Megan L. Brown is a junior journalism major and a columnist for the Daily Kent Stater. Contact her at [email protected].

Pieces of literature have always had an impact on society. There can be something about a novel that takes you into a different world. You can escape reality.

When I first read Jon Krakauer’s “Into the Wild” during my high school years, I was beyond excited to start reading it. I knew of the 2007 film version directed by Sean Penn starring Emile Hirsch, but I never thought of reading the book.

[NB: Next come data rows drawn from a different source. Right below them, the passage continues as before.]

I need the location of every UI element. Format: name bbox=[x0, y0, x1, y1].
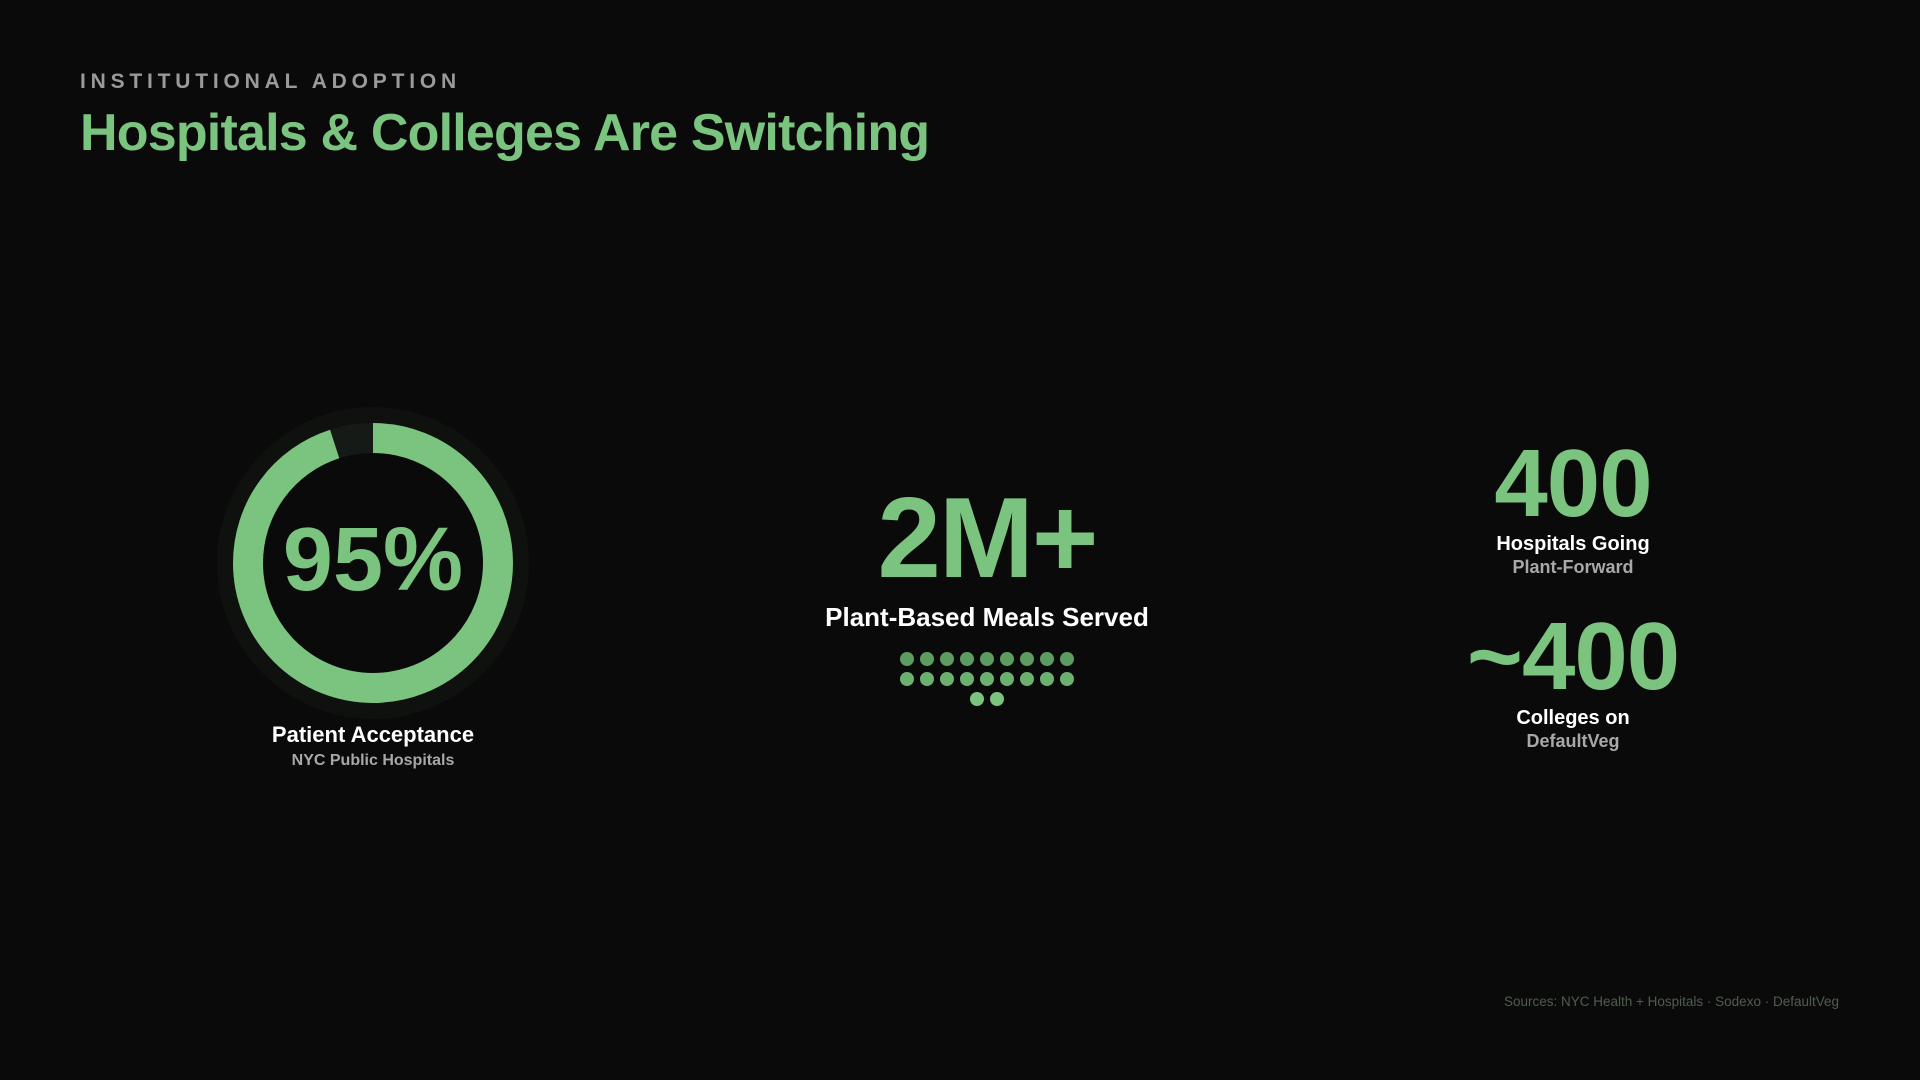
value 95%: 95% bbox=[283, 510, 463, 610]
panel: patient acceptance bbox=[233, 423, 513, 769]
dot icon grid bbox=[900, 652, 1074, 706]
sublabel: NYC Public Hospitals bbox=[292, 752, 454, 769]
value 2M+: 2M+ bbox=[878, 475, 1096, 602]
sublabel: DefaultVeg bbox=[1526, 731, 1620, 751]
donut chart 95% bbox=[233, 423, 513, 703]
panel: meals served bbox=[825, 475, 1149, 706]
panel: hospitals count bbox=[1494, 430, 1652, 577]
panel: colleges count bbox=[1467, 603, 1679, 751]
title: Hospitals & Colleges Are Switching bbox=[80, 104, 929, 162]
label: Colleges on bbox=[1516, 707, 1630, 729]
sources footnote: Sources: NYC Health + Hospitals · Sodexo · DefaultVeg bbox=[1504, 994, 1839, 1009]
label: Plant-Based Meals Served bbox=[825, 602, 1149, 632]
value ~400: ~400 bbox=[1467, 603, 1679, 710]
value 400: 400 bbox=[1494, 430, 1652, 537]
eyebrow label: INSTITUTIONAL ADOPTION bbox=[80, 70, 461, 93]
sublabel: Plant-Forward bbox=[1512, 557, 1634, 577]
label: Patient Acceptance bbox=[272, 722, 474, 747]
label: Hospitals Going bbox=[1496, 533, 1650, 555]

“Into the Wild” is one of those books that you cannot put down.

It takes you through the life and death of Christopher McCandless, an intelligent, young college graduate who believes that life is best lived alone, in nature. He refers to himself as “Alexander Supertramp” or just “Alex.” We see all the advantages and luxuries given up by McCandless to just live his life as his own within nature.

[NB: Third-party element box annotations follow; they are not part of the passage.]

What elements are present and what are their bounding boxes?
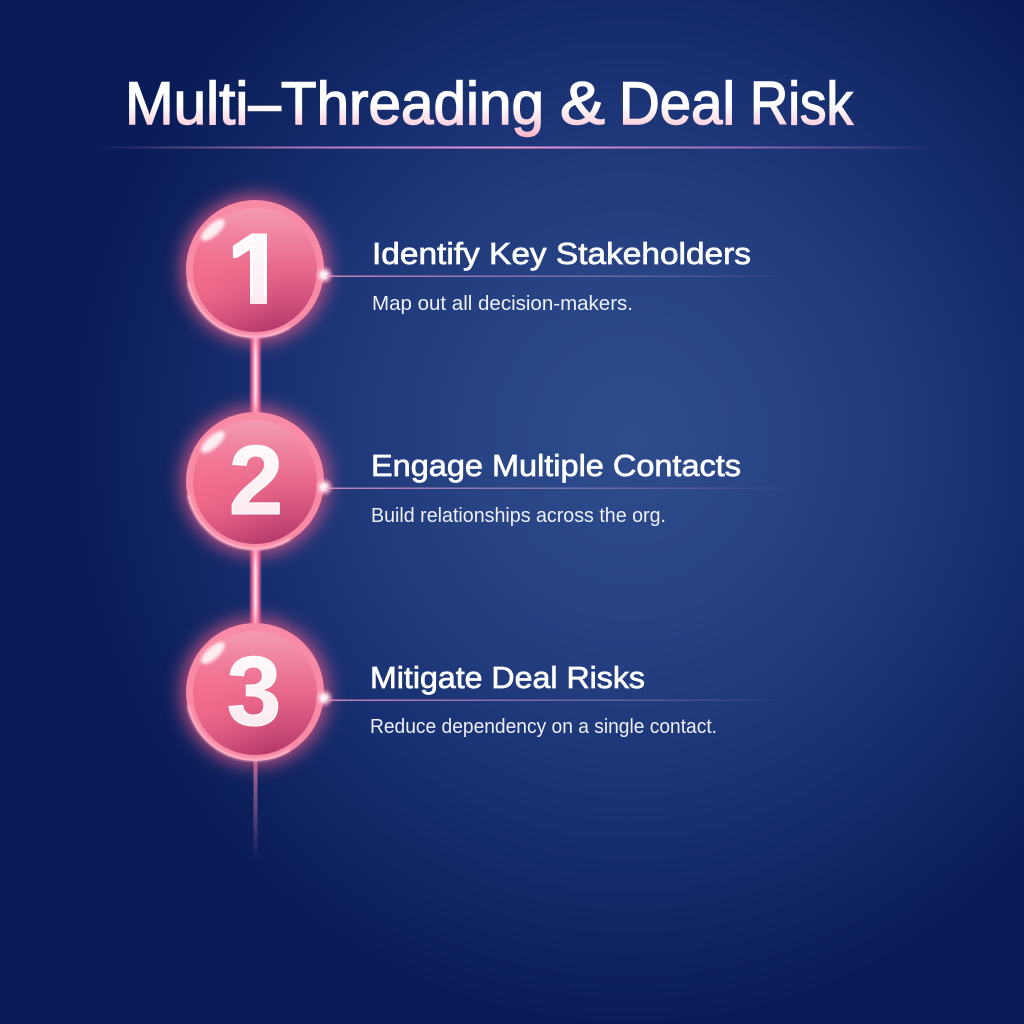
title: Multi–Threading xyxy=(125,70,544,137)
number 1: 1 xyxy=(227,213,285,328)
heading 3: Mitigate Deal Risks xyxy=(370,660,645,695)
title: & xyxy=(560,70,605,137)
badge 3 xyxy=(186,623,334,761)
heading 1: Identify Key Stakeholders xyxy=(372,236,751,271)
step 2 xyxy=(181,407,790,555)
number 2: 2 xyxy=(229,425,283,535)
title: Deal xyxy=(619,70,735,137)
description 3: Reduce dependency on a single contact. xyxy=(370,715,717,738)
step 1 xyxy=(181,195,790,343)
description 1: Map out all decision-makers. xyxy=(372,292,633,315)
description 2: Build relationships across the org. xyxy=(371,504,666,527)
connector line 1 xyxy=(326,276,790,277)
title underline xyxy=(95,146,935,148)
badge 2 xyxy=(186,412,334,550)
connector: tail below step 3 xyxy=(254,760,258,860)
connector line 2 xyxy=(326,488,790,489)
glow 2 xyxy=(181,407,329,555)
title: Risk xyxy=(750,70,854,137)
connector line 3 xyxy=(326,700,790,701)
title xyxy=(125,70,854,137)
number 3: 3 xyxy=(227,636,281,746)
step 3 xyxy=(181,618,790,766)
glow 3 xyxy=(181,618,329,766)
badge 1 xyxy=(186,200,334,338)
heading 2: Engage Multiple Contacts xyxy=(371,448,741,483)
connector: step 2 to step 3 xyxy=(249,547,262,627)
connector: step 1 to step 2 xyxy=(249,336,262,416)
glow 1 xyxy=(181,195,329,343)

As I read the book, I felt so connected to him. I literally wanted to drop everything I was doing and travel in a peaceful state of mind. I then realized I actually couldn’t do that but instead his journey was teaching me about accepting yourself and not worrying about what others may think.

This book addresses the issues of being accepted into society and how finding out who you are sometimes clashes with being an active member in society. This is extremely important for us as college students. We are pounded with the stress of classes, exams, work, and on top of that, society wants us to be something so great.

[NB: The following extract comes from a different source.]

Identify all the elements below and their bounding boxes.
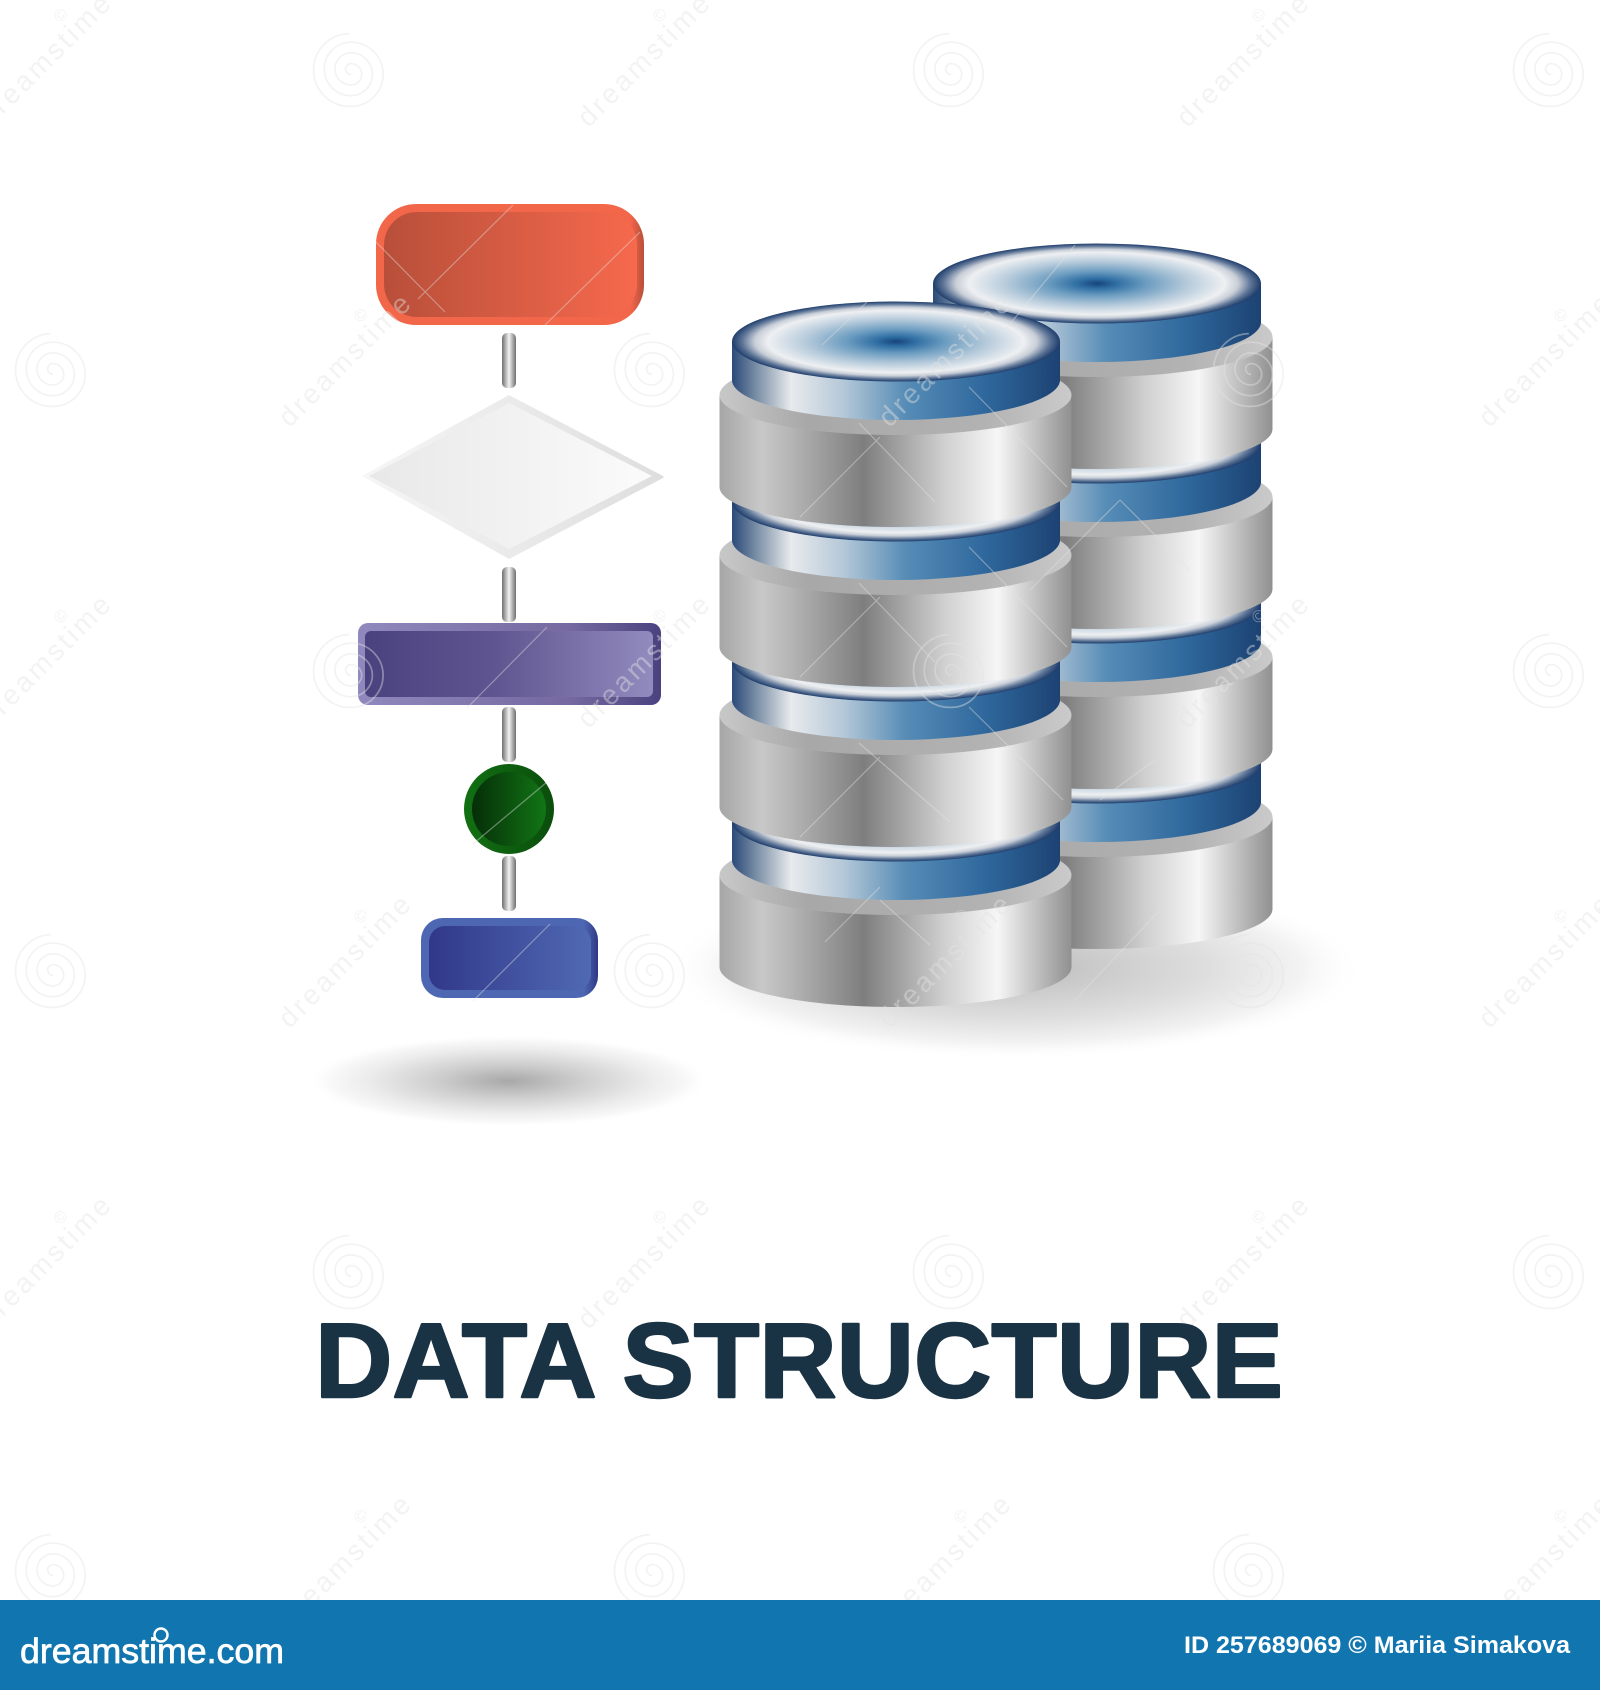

An exceptional quote from McCandless is “happiness can only be real when shared.” I completely agree. He went alone into the wilderness to experience the ultimate adventure in search of what life was about. He realized that everything he was fond of in nature and life are only best shared with someone. Being alone really wasn’t the answer to his problems. The same goes for students in college. With all the anxiety and stress we have, we cannot give up. We have to try our best to achieve what we deserve. Maybe you feel like college isn’t right for you, but don’t give up until you’ve tried.

Christopher McCandless’ name is still being brought up today. New evidence has been found that Krakauer’s prediction of McCandless’ death has proven to be correct. The probable cause of death, according to the coroner’s report, was starvation. Krakauer speculated that he had unintentionally poisoned himself by eating seeds from a plant commonly called wild potato, known as Hedysarum alpinum. A few months ago he found Ronald Hamilton’s paper “The Silent Fire: ODAP and the Death of Christopher McCandless,” which offered convincing new evidence that the wild-potato plant is highly toxic. His astonishing theory confirmed Krakauer’s conviction that McCandless wasn’t as clueless as his critics had made him out to be. The plant’s seeds were sent away for testing and were proven to be toxic and had several side effects, including death.

Individuals may be hesitant to travel through the wilderness because of Hamilton’s discovery that McCandless died because he ate the toxic seeds. Maybe if the guidebook to edible plants that McCandless had with him warned him that the seeds could cause paralysis, he would have been able to leave the wild without difficulty, and would still be alive today.